Na sala só estavam presentes as duas mulheres e um escrivão que tomava nota de tudo que era dito.

-- Bem, por hoje encerramos, iremos continuar apurando todos os fatos. – A imponente representante levantou-se. – Vossa excelência continua afastada de suas funções até que tudo seja totalmente esclarecido.

Maria Fernanda apenas assentiu e saiu em seguida.

Sabia que a segunda fase implicaria em interrogar os dois acusadores e deveria estar pronta para o que viria a seguir. Caminhava para fora da sala quando viu uma figura já conhecida sentada em uma poltrona confortavelmente.

Assim que Fernando viu a filha se aproximar, levantou-se com dificuldade e foi ao encontro dela.

-- O que o senhor está fazendo aqui? – Indagou friamente.
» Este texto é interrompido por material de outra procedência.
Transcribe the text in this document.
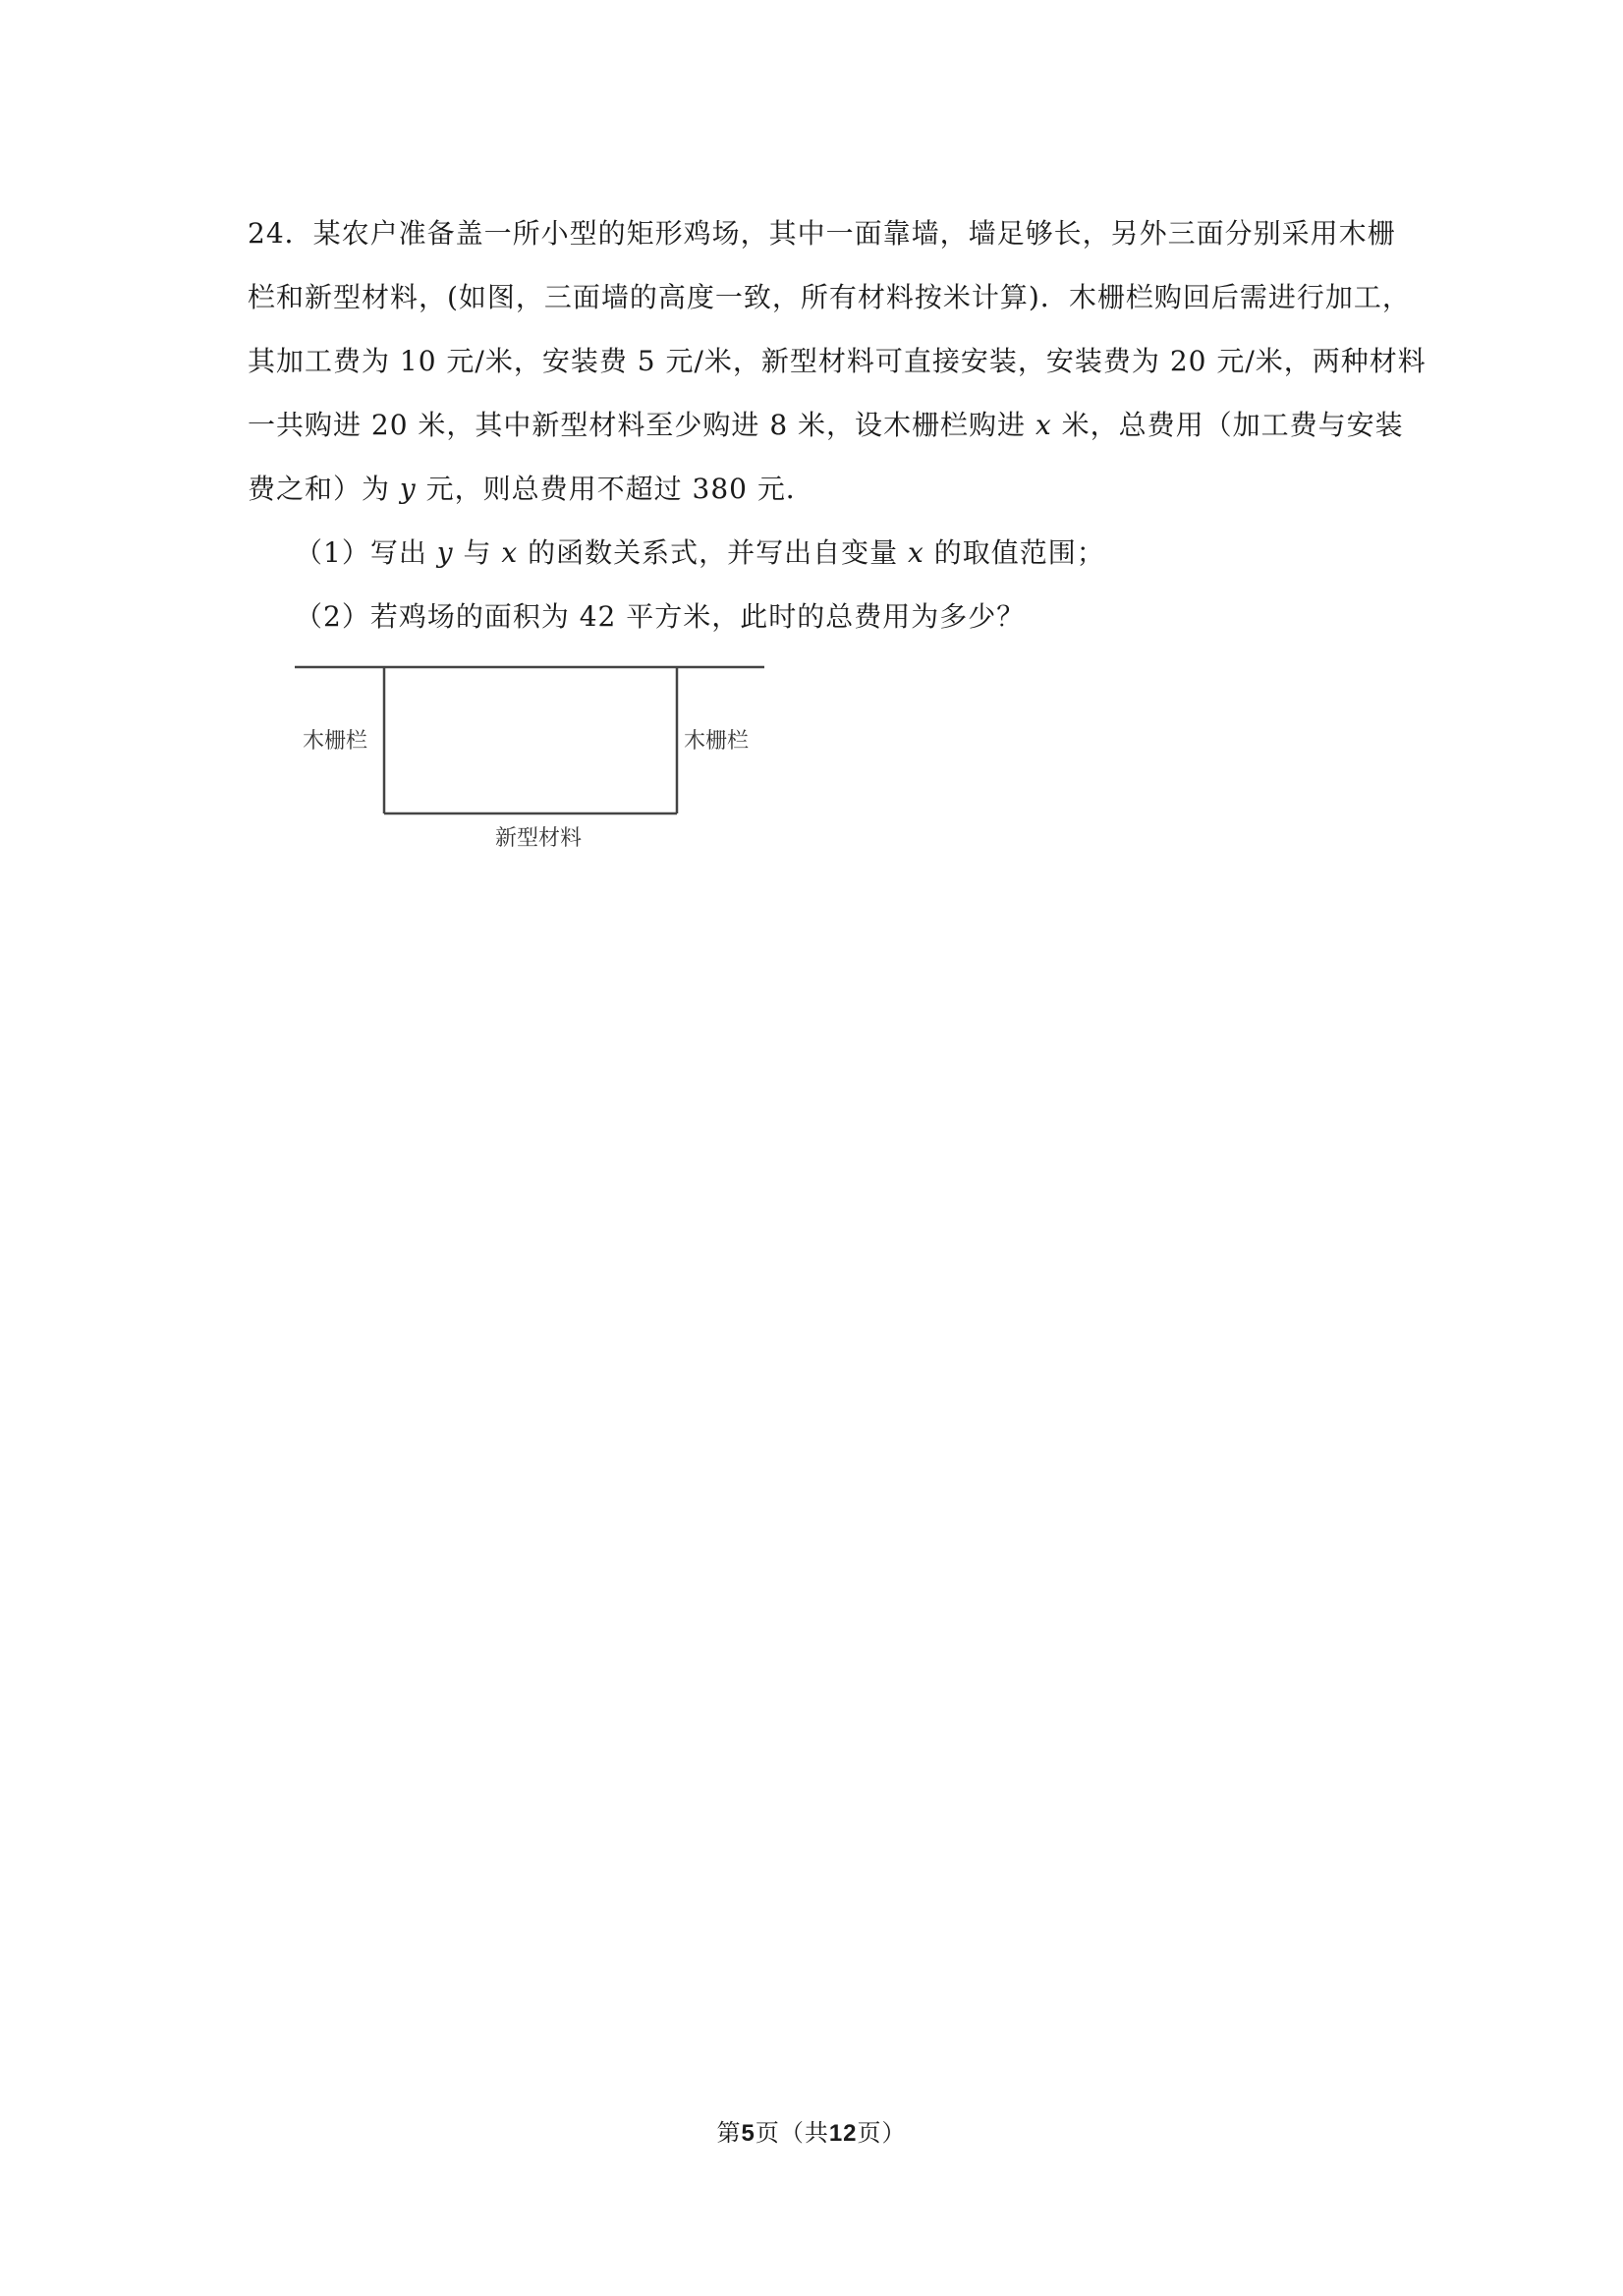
24．某农户准备盖一所小型的矩形鸡场，其中一面靠墙，墙足够长，另外三面分别采用木栅
栏和新型材料，(如图，三面墙的高度一致，所有材料按米计算)．木栅栏购回后需进行加工，
其加工费为 10 元/米，安装费 5 元/米，新型材料可直接安装，安装费为 20 元/米，两种材料
一共购进 20 米，其中新型材料至少购进 8 米，设木栅栏购进 x 米，总费用（加工费与安装
费之和）为 y 元，则总费用不超过 380 元．

（1）写出 y 与 x 的函数关系式，并写出自变量 x 的取值范围；

（2）若鸡场的面积为 42 平方米，此时的总费用为多少？

木栅栏	木栅栏
新型材料
第5页（共12页）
-- Você é sempre tão carinhosa ou só quando está sendo investigada por abuso de poder?

A juı́za o fuzilou com o olhar.

-- Calma! Calma! – O empresário levantou a mão em sinal de rendição. – Estou aqui para ajudar-te.

A déspota ainda pensou em protestar, mas ultimamente se sentia tão cansada de enfrentar aquilo tudo sozinha que sentiu uma espécie de alıvio se apossar do seu peito. Fez um gesto afirmativo e seguiu lentamente para dar ao homem a chance de alcançá-la.

 

 

 

Eva chegou à fazenda e o primeiro rosto que se deparou foi o da Catrina, em parte ficou feliz em vê-la, porém incomodou saber que a loira continuava lá. Será que continuava sendo amante da juı́za?

Ao adentrar a grande casa, não teve como não relembrar todas as coisas que aconteceram naquele lugar, sentiu uma pontada no peito.

-- Onde está a Maria Fernanda?

A empregada lhe entregou um copo com água e sentou ao seu lado.

-- Ela saiu muito cedo e disse que não saberia se voltaria hoje. Algum problema?

-- Na verdade eu preciso muito falar com ela. Tenho urgência. – Falou tentando disfarçar o incômodo.

-- Vou tentar ligar para...

As palavras da loira foram interrompidas por um barulho de um carro que parava em frente a casa.

A italiana seguiu para entrada para ver de quem se tratava e sentiu uma forte emoção tomar conta do seu peito ao ver quem saia com aquele ar arrogante e ainda mais bonita do automóvel.

Os olhares de ambas se cruzaram intensamente.

Eva sentiu vontade de correr para os braços da juı́za, mas algo a fez parar.

Aqueles olhos azuis não pareciam demonstrar carinho, saudade ou algo do tipo, eles denotavam uma raiva que nunca virá antes.

Mesmo assustada diante da mulher ameaçadora que vinha em sua direção, a cigana não saiu do lugar, levantou a cabeça corajosamente e esperou pelo que viria.